Gesetze durch Menschen statt abstrakt

Quelle: GA 329, S. 099-100, 1. Ausgabe 1985, 19.03.1919, Winterthur

Als eine selbständige Organisation muß sich im gesunden sozialen Organismus auch dasjenige entwickeln, was Rechtsstaat ist, der eigentliche politische Staat. Er hat es zu tun zum Beispiel mit der Regelung der Verwaltung der Leitungsverhältnisse. Er hat es aber vor allem zu tun mit der Regelung der menschlichen Arbeitskraft, die herausgehoben werden muß nicht durch abstrakte Gesetze, sondern durch Menschen selber herausgehoben werden muß aus dem bloßen Wirtschaftsprozeß.
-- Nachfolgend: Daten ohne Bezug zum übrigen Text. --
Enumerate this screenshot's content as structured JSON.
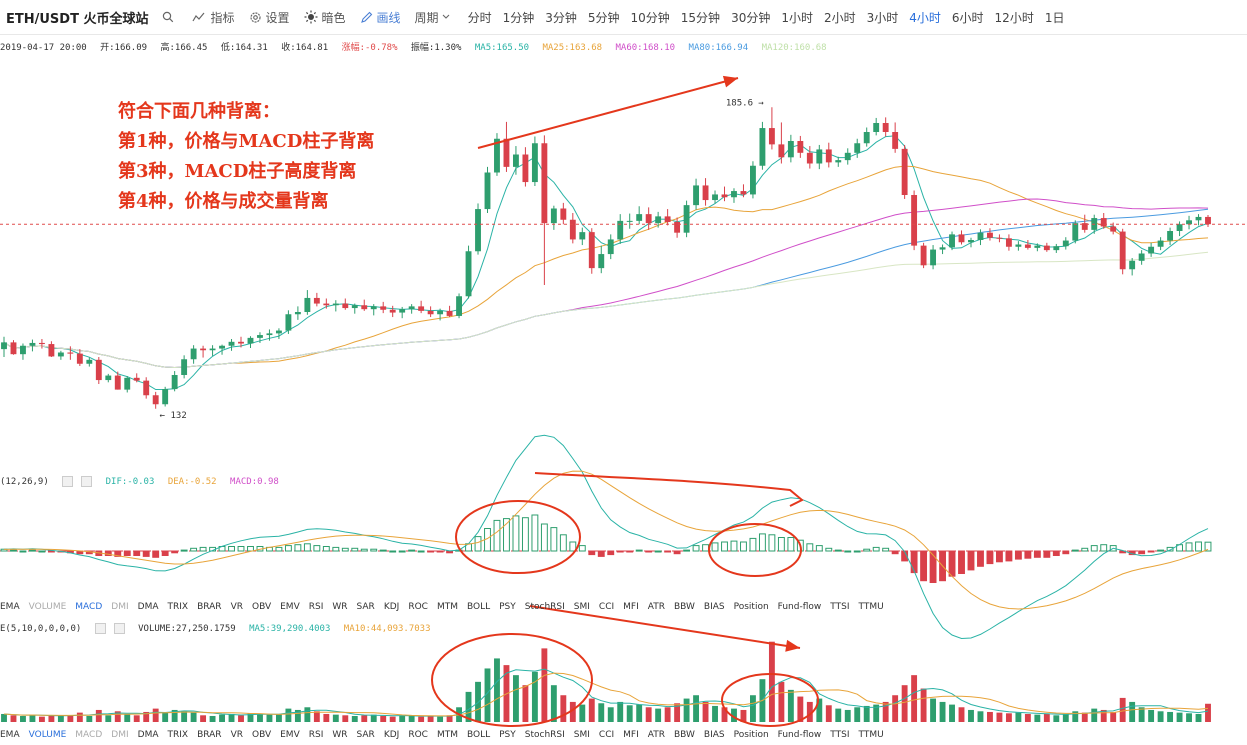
{
  "toolbar": {
    "title": "ETH/USDT 火币全球站",
    "indicator_label": "指标",
    "settings_label": "设置",
    "theme_label": "暗色",
    "draw_label": "画线",
    "period_label": "周期",
    "periods": [
      "分时",
      "1分钟",
      "3分钟",
      "5分钟",
      "10分钟",
      "15分钟",
      "30分钟",
      "1小时",
      "2小时",
      "3小时",
      "4小时",
      "6小时",
      "12小时",
      "1日"
    ],
    "active_period": "4小时"
  },
  "ohlc": {
    "time": "2019-04-17 20:00",
    "open": "开:166.09",
    "high": "高:166.45",
    "low": "低:164.31",
    "close": "收:164.81",
    "change": "涨幅:-0.78%",
    "amplitude": "振幅:1.30%",
    "ma5": "MA5:165.50",
    "ma25": "MA25:163.68",
    "ma60": "MA60:168.10",
    "ma80": "MA80:166.94",
    "ma120": "MA120:160.68"
  },
  "annotation": {
    "lines": [
      "符合下面几种背离：",
      "第1种，价格与MACD柱子背离",
      "第3种，MACD柱子高度背离",
      "第4种，价格与成交量背离"
    ],
    "color": "#e4371c"
  },
  "macd_legend": {
    "params": "(12,26,9)",
    "dif": "DIF:-0.03",
    "dea": "DEA:-0.52",
    "macd": "MACD:0.98"
  },
  "volume_legend": {
    "params": "E(5,10,0,0,0,0)",
    "volume": "VOLUME:27,250.1759",
    "ma5": "MA5:39,290.4003",
    "ma10": "MA10:44,093.7033"
  },
  "indicator_tabs": [
    "EMA",
    "VOLUME",
    "MACD",
    "DMI",
    "DMA",
    "TRIX",
    "BRAR",
    "VR",
    "OBV",
    "EMV",
    "RSI",
    "WR",
    "SAR",
    "KDJ",
    "ROC",
    "MTM",
    "BOLL",
    "PSY",
    "StochRSI",
    "SMI",
    "CCI",
    "MFI",
    "ATR",
    "BBW",
    "BIAS",
    "Position",
    "Fund-flow",
    "TTSI",
    "TTMU"
  ],
  "tabs1_active": "MACD",
  "tabs2_active": "VOLUME",
  "colors": {
    "up": "#2e9e6e",
    "down": "#d9404a",
    "ma5": "#2ab3a6",
    "ma25": "#e8a43a",
    "ma60": "#d04fc9",
    "ma80": "#4a9be0",
    "ma120": "#d8e6c4",
    "current_price_line": "#e04b4b"
  },
  "chart_data": {
    "type": "candlestick",
    "price_range": [
      122,
      194
    ],
    "high_label": "185.6",
    "low_label": "132",
    "current_price": 164.81,
    "candles": [
      [
        142.6,
        144.8,
        141.2,
        143.8
      ],
      [
        143.8,
        144.2,
        141.6,
        141.7
      ],
      [
        141.7,
        143.6,
        140.7,
        143.2
      ],
      [
        143.2,
        144.3,
        142.2,
        143.7
      ],
      [
        143.7,
        144.4,
        142.7,
        143.5
      ],
      [
        143.5,
        144.0,
        141.2,
        141.3
      ],
      [
        141.3,
        142.3,
        140.7,
        142.0
      ],
      [
        142.0,
        143.1,
        140.7,
        141.8
      ],
      [
        141.8,
        142.6,
        139.6,
        140.0
      ],
      [
        140.0,
        141.1,
        139.5,
        140.7
      ],
      [
        140.7,
        141.2,
        136.4,
        137.1
      ],
      [
        137.1,
        138.2,
        136.7,
        137.9
      ],
      [
        137.9,
        138.6,
        135.4,
        135.4
      ],
      [
        135.4,
        137.8,
        134.9,
        137.5
      ],
      [
        137.5,
        138.3,
        136.7,
        137.0
      ],
      [
        137.0,
        137.6,
        133.8,
        134.4
      ],
      [
        134.4,
        135.0,
        132.0,
        132.8
      ],
      [
        132.8,
        135.9,
        132.4,
        135.5
      ],
      [
        135.5,
        138.7,
        135.1,
        138.0
      ],
      [
        138.0,
        141.5,
        137.4,
        140.8
      ],
      [
        140.8,
        143.3,
        140.0,
        142.7
      ],
      [
        142.7,
        143.2,
        141.1,
        142.4
      ],
      [
        142.4,
        143.3,
        141.4,
        142.7
      ],
      [
        142.7,
        143.4,
        141.6,
        143.2
      ],
      [
        143.2,
        144.4,
        142.3,
        143.9
      ],
      [
        143.9,
        144.8,
        142.9,
        143.6
      ],
      [
        143.6,
        144.9,
        142.8,
        144.6
      ],
      [
        144.6,
        145.6,
        143.7,
        145.1
      ],
      [
        145.1,
        146.1,
        144.1,
        145.4
      ],
      [
        145.4,
        146.3,
        144.4,
        145.9
      ],
      [
        145.9,
        149.5,
        145.3,
        148.8
      ],
      [
        148.8,
        150.2,
        147.8,
        149.2
      ],
      [
        149.2,
        153.1,
        148.7,
        151.7
      ],
      [
        151.7,
        152.6,
        150.2,
        150.7
      ],
      [
        150.7,
        151.6,
        149.8,
        150.4
      ],
      [
        150.4,
        151.3,
        149.3,
        150.7
      ],
      [
        150.7,
        151.6,
        149.6,
        149.9
      ],
      [
        149.9,
        150.7,
        148.9,
        150.4
      ],
      [
        150.4,
        151.4,
        149.4,
        149.7
      ],
      [
        149.7,
        150.6,
        148.6,
        150.2
      ],
      [
        150.2,
        151.0,
        149.0,
        149.6
      ],
      [
        149.6,
        150.3,
        148.3,
        149.1
      ],
      [
        149.1,
        150.1,
        148.1,
        149.7
      ],
      [
        149.7,
        150.6,
        148.9,
        150.2
      ],
      [
        150.2,
        151.2,
        149.0,
        149.4
      ],
      [
        149.4,
        150.2,
        148.3,
        148.8
      ],
      [
        148.8,
        149.8,
        147.7,
        149.4
      ],
      [
        149.4,
        150.3,
        148.3,
        148.5
      ],
      [
        148.5,
        152.5,
        148.1,
        152.0
      ],
      [
        152.0,
        161.0,
        151.6,
        160.0
      ],
      [
        160.0,
        168.5,
        159.4,
        167.5
      ],
      [
        167.5,
        175.0,
        166.8,
        174.0
      ],
      [
        174.0,
        181.0,
        173.4,
        180.0
      ],
      [
        180.0,
        183.0,
        174.1,
        175.0
      ],
      [
        175.0,
        178.7,
        173.6,
        177.2
      ],
      [
        177.2,
        178.5,
        171.5,
        172.3
      ],
      [
        172.3,
        180.4,
        171.6,
        179.2
      ],
      [
        179.2,
        180.6,
        154.0,
        165.0
      ],
      [
        165.0,
        168.1,
        163.8,
        167.6
      ],
      [
        167.6,
        168.6,
        164.8,
        165.6
      ],
      [
        165.6,
        166.8,
        161.4,
        162.1
      ],
      [
        162.1,
        164.2,
        161.1,
        163.4
      ],
      [
        163.4,
        164.1,
        156.0,
        157.0
      ],
      [
        157.0,
        161.0,
        156.1,
        159.5
      ],
      [
        159.5,
        163.0,
        158.6,
        162.1
      ],
      [
        162.1,
        166.6,
        161.3,
        165.4
      ],
      [
        165.4,
        166.7,
        164.0,
        165.4
      ],
      [
        165.4,
        168.0,
        164.8,
        166.6
      ],
      [
        166.6,
        167.8,
        163.8,
        165.0
      ],
      [
        165.0,
        167.0,
        164.2,
        166.2
      ],
      [
        166.2,
        167.5,
        164.6,
        165.2
      ],
      [
        165.2,
        166.0,
        162.4,
        163.3
      ],
      [
        163.3,
        169.0,
        162.5,
        168.2
      ],
      [
        168.2,
        172.9,
        167.4,
        171.7
      ],
      [
        171.7,
        173.0,
        168.1,
        169.1
      ],
      [
        169.1,
        170.8,
        168.5,
        170.1
      ],
      [
        170.1,
        171.5,
        168.9,
        169.6
      ],
      [
        169.6,
        171.2,
        168.6,
        170.7
      ],
      [
        170.7,
        171.9,
        169.6,
        170.1
      ],
      [
        170.1,
        176.0,
        169.4,
        175.2
      ],
      [
        175.2,
        183.0,
        174.5,
        181.9
      ],
      [
        181.9,
        185.6,
        178.1,
        179.0
      ],
      [
        179.0,
        182.9,
        175.6,
        176.7
      ],
      [
        176.7,
        180.7,
        175.8,
        179.6
      ],
      [
        179.6,
        180.5,
        176.6,
        177.5
      ],
      [
        177.5,
        178.7,
        174.7,
        175.6
      ],
      [
        175.6,
        178.9,
        174.6,
        178.1
      ],
      [
        178.1,
        179.3,
        174.9,
        175.8
      ],
      [
        175.8,
        176.8,
        175.0,
        176.2
      ],
      [
        176.2,
        178.3,
        175.4,
        177.5
      ],
      [
        177.5,
        180.0,
        176.6,
        179.2
      ],
      [
        179.2,
        182.0,
        178.6,
        181.2
      ],
      [
        181.2,
        183.7,
        180.6,
        182.8
      ],
      [
        182.8,
        183.8,
        180.4,
        181.2
      ],
      [
        181.2,
        182.9,
        177.5,
        178.2
      ],
      [
        178.2,
        178.9,
        169.3,
        170.0
      ],
      [
        170.0,
        170.8,
        160.2,
        161.0
      ],
      [
        161.0,
        161.5,
        157.0,
        157.5
      ],
      [
        157.5,
        161.1,
        156.8,
        160.3
      ],
      [
        160.3,
        161.2,
        159.5,
        160.7
      ],
      [
        160.7,
        163.5,
        160.2,
        163.0
      ],
      [
        163.0,
        163.7,
        161.2,
        161.6
      ],
      [
        161.6,
        162.4,
        160.7,
        162.0
      ],
      [
        162.0,
        163.9,
        161.1,
        163.3
      ],
      [
        163.3,
        164.1,
        161.9,
        162.4
      ],
      [
        162.4,
        163.0,
        161.6,
        162.3
      ],
      [
        162.3,
        163.0,
        160.1,
        160.8
      ],
      [
        160.8,
        161.8,
        160.1,
        161.2
      ],
      [
        161.2,
        162.0,
        160.3,
        160.6
      ],
      [
        160.6,
        161.4,
        160.0,
        161.0
      ],
      [
        161.0,
        161.5,
        159.9,
        160.2
      ],
      [
        160.2,
        161.3,
        159.7,
        160.9
      ],
      [
        160.9,
        162.5,
        160.3,
        161.9
      ],
      [
        161.9,
        165.5,
        161.4,
        165.0
      ],
      [
        165.0,
        166.5,
        163.3,
        163.8
      ],
      [
        163.8,
        166.5,
        163.1,
        165.9
      ],
      [
        165.9,
        166.8,
        164.0,
        164.4
      ],
      [
        164.4,
        165.1,
        163.0,
        163.5
      ],
      [
        163.5,
        164.0,
        155.9,
        156.8
      ],
      [
        156.8,
        158.8,
        155.7,
        158.3
      ],
      [
        158.3,
        160.2,
        157.6,
        159.6
      ],
      [
        159.6,
        161.5,
        159.0,
        160.8
      ],
      [
        160.8,
        162.5,
        160.2,
        161.9
      ],
      [
        161.9,
        164.2,
        161.1,
        163.6
      ],
      [
        163.6,
        165.3,
        162.7,
        164.8
      ],
      [
        164.8,
        166.3,
        163.9,
        165.5
      ],
      [
        165.5,
        166.6,
        164.6,
        166.1
      ],
      [
        166.1,
        166.45,
        164.31,
        164.81
      ]
    ],
    "macd_hist": [
      0.2,
      0.1,
      0.0,
      0.1,
      0.0,
      -0.1,
      -0.1,
      -0.2,
      -0.3,
      -0.3,
      -0.5,
      -0.5,
      -0.6,
      -0.5,
      -0.5,
      -0.6,
      -0.7,
      -0.5,
      -0.2,
      0.1,
      0.3,
      0.4,
      0.4,
      0.5,
      0.5,
      0.5,
      0.5,
      0.5,
      0.4,
      0.4,
      0.6,
      0.7,
      0.8,
      0.6,
      0.5,
      0.4,
      0.3,
      0.3,
      0.2,
      0.2,
      0.1,
      0.0,
      0.0,
      0.1,
      0.0,
      -0.1,
      -0.1,
      -0.2,
      0.1,
      0.8,
      1.6,
      2.5,
      3.4,
      3.6,
      3.9,
      3.7,
      4.0,
      3.0,
      2.6,
      1.8,
      1.0,
      0.6,
      -0.4,
      -0.6,
      -0.4,
      -0.1,
      -0.1,
      0.1,
      -0.1,
      0.0,
      -0.1,
      -0.3,
      0.1,
      0.6,
      0.7,
      0.9,
      1.0,
      1.1,
      1.0,
      1.4,
      1.9,
      1.8,
      1.5,
      1.5,
      1.2,
      0.8,
      0.6,
      0.3,
      0.1,
      0.0,
      0.0,
      0.2,
      0.4,
      0.3,
      -0.3,
      -1.1,
      -2.4,
      -3.3,
      -3.5,
      -3.3,
      -2.8,
      -2.5,
      -2.1,
      -1.7,
      -1.4,
      -1.2,
      -1.1,
      -0.9,
      -0.8,
      -0.7,
      -0.7,
      -0.5,
      -0.3,
      0.1,
      0.3,
      0.6,
      0.7,
      0.6,
      -0.2,
      -0.4,
      -0.3,
      -0.1,
      0.1,
      0.4,
      0.7,
      0.9,
      1.0,
      0.98
    ],
    "macd_range": [
      -5,
      7
    ],
    "volume": [
      12,
      10,
      9,
      11,
      8,
      10,
      9,
      10,
      14,
      9,
      18,
      10,
      16,
      12,
      10,
      15,
      20,
      14,
      18,
      16,
      14,
      10,
      9,
      11,
      12,
      10,
      13,
      12,
      11,
      12,
      20,
      18,
      22,
      16,
      12,
      11,
      10,
      9,
      10,
      11,
      9,
      8,
      10,
      9,
      8,
      9,
      8,
      10,
      22,
      45,
      60,
      80,
      95,
      85,
      70,
      55,
      75,
      110,
      55,
      40,
      30,
      26,
      35,
      28,
      22,
      30,
      25,
      26,
      22,
      20,
      22,
      28,
      35,
      40,
      30,
      24,
      22,
      20,
      18,
      40,
      64,
      120,
      60,
      48,
      38,
      30,
      35,
      25,
      20,
      18,
      22,
      24,
      26,
      30,
      40,
      55,
      70,
      50,
      35,
      30,
      26,
      22,
      18,
      16,
      15,
      14,
      13,
      14,
      12,
      11,
      12,
      10,
      12,
      16,
      14,
      20,
      18,
      15,
      36,
      30,
      22,
      18,
      16,
      15,
      14,
      13,
      12,
      27.25
    ],
    "volume_max": 130
  }
}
Wie muß der Wirtschaftsprozeß verlaufen? Der Wirtschaftsprozeß ist auf der einen Seite abhängig von dem, was an seiner Grenze steht, von der Naturgrundlage, von den vorhandenen Rohstoffen eines Gebietes, von den Erträgnissen des Bodens und so weiter. Man kann bis zu einem gewissen Grade das Erträgnis des Bodens verbessern durch die Technik; aber eine Grenze ist da geboten, eine Grenze, welche errichtet wird für den Wohlstand, eine Grenze, von welcher die Preise abhängig sind. Das ist die eine Grenze. Im gesunden sozialen Organismus muß es eine zweite Grenze geben. Diese zweite Grenze ist der selbständig neben dem Wirtschaftsorganismus sich entwickelnde Rechts-, der politische Organismus. Im politischen Organismus wirkt das, wovor alle Menschen gleich sind, was demokratischjeden Menschen angeht, wo jeder Mensch mit jedem Menschen sich verständigen muß. Das ist der Boden, auf dem entschieden werden muß aus den Interessen dieser Menschlichkeit heraus Maß und Art der menschlichen Arbeit. Dann erst, wenn auf dem vom Wirtschaftsboden unabhängigen Rechtsboden entschieden ist über Maß und Art der menschlichen Arbeit, dann fließt diese Arbeit in den Wirtschaftsprozeß hinein, dann ist die Arbeitskraft des Menschen preisbildend. Dann diktiert niemand der Arbeitskraft den Preis, dann ist sie so preisbildend, wie der Boden mit seinen Erträgnissen und so weiter selbst preisbildend ist. Das wird das große wirtschaftliche Gesetz der Zukunft sein, daß das Wirtschaftsleben eingespannt ist zwischen zwei Grenzen, so daß nicht aus den wirtschaftlichen Kräften selbst heraus Maß und Preis der menschlichen Arbeit bestimmt werden.